Published on 12:00 AM, August 28, 2018

Tortured domestic worker still in pain at MMCH

Tortured allegedly by her employers, domestic worker Begum Akter has been groaning in pain for a week at Mymensingh Medical College Hospital.

While talking to The Daily Star, the 22-year-old described how she was brutalised.

“She [Shilpi] tied my hands, punched me and kicked me wherever she felt like it. She continued beating as long as she could,” said Begum.

“Once she burnt the sole of my foot with a hot iron,” she wept. It was so unbearable that she started screaming, Begum said.

The doors and windows of the room were kept shut so that nobody can hear the screams. Even after repeated appeals, “She did not spare me,” she alleged.

There are burn injuries on Begum's body, inflicted by hot iron.

One day she poured boiling water on her back while she was taking a bath on an excuse that she took much time to do so, alleged Begum.

“They never allowed me to go outside for treatment,” she said.

“She also cut my hair off,” said Begum, adding, “I repeatedly appealed to the couple to send me back home, but to no avail.”
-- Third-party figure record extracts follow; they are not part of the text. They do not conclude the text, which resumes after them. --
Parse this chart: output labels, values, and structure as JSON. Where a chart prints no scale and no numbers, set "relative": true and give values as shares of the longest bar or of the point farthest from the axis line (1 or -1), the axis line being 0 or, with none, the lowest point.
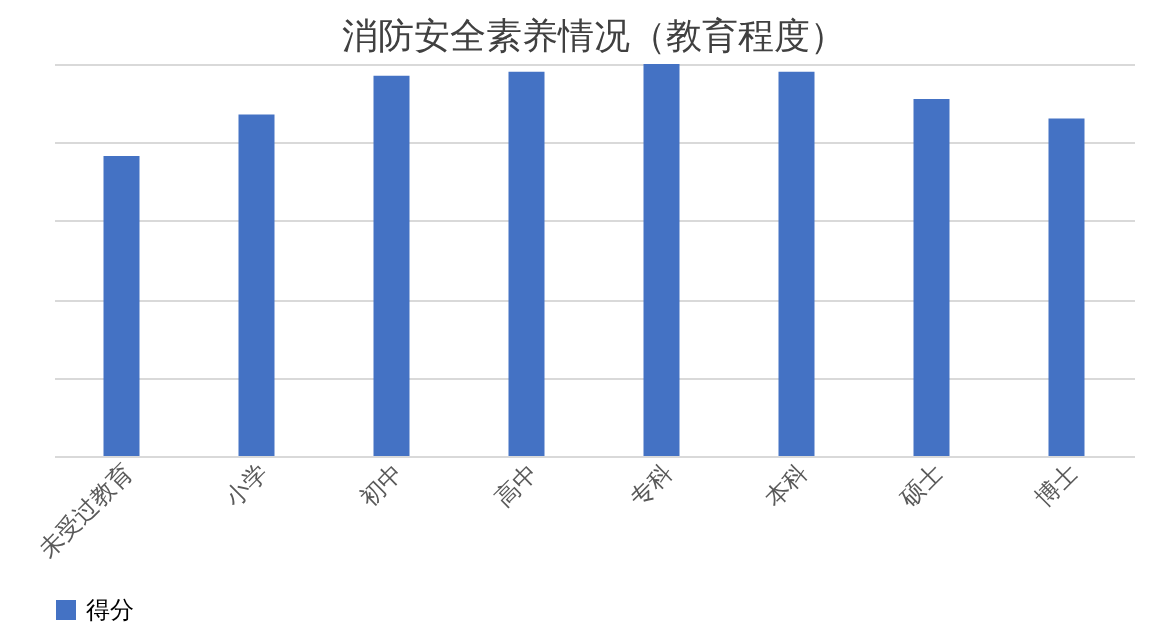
{
  "chart_data": {
    "type": "bar",
    "title": "消防安全素养情况（教育程度）",
    "categories": [
      "未受过教育",
      "小学",
      "初中",
      "高中",
      "专科",
      "本科",
      "硕士",
      "博士"
    ],
    "series": [
      {
        "name": "得分",
        "color": "#4472c4",
        "values": [
          0.765,
          0.871,
          0.97,
          0.98,
          1,
          0.98,
          0.911,
          0.861
        ]
      }
    ],
    "relative": true,
    "grid": "y",
    "legend": "bottom"
  }
}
Facing such torture on a regular basis, Begum had been working at the residence of Shilpi Akter and Abul Kalam in Maniknagar area of Dhaka for three months.
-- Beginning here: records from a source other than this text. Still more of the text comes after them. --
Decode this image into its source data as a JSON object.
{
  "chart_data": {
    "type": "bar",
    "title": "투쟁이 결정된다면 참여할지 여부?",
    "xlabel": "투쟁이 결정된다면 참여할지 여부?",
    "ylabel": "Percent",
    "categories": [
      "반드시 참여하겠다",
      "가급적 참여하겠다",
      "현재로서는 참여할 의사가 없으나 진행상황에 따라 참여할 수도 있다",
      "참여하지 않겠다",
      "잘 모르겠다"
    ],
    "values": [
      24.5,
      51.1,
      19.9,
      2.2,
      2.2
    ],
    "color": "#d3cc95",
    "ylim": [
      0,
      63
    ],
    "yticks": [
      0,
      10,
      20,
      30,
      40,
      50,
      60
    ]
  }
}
As the infection from her wounds spread, the couple left her on a Mymensingh-bound bus on August 18.

Victim's brother-in-law Abul Hashem took her home in Mymensingh after the bus driver called him.

Victim's brother Swapon Mia filed a case with Ishwarganj Police Station accusing six people including the couple, said Sub-Inspector Shawon Chakraborty of Ishwarganj Police Station.

The SI, also investigation of the case, said they will conduct a drive to arrest them once the victim recovers.

Doctors at Mymensingh Medical College Hospital said it will take time for Begum to be cured completely. Still, she cannot walk and hardly sit.

Begum is from Raulerchar village in Ishwarganj upazila of the district. She lost her father Shamsuddin while she was only two, said her mother Rumela Begum.

In 2016, she was married off to a youth of the same upazila. But, some eight months ago, her husband divorced her, she said.

“I never imagined that my child would be tortured this way. I used to provide meagre food to my six-member family by working as a domestic help,” said a sobbing Rumela.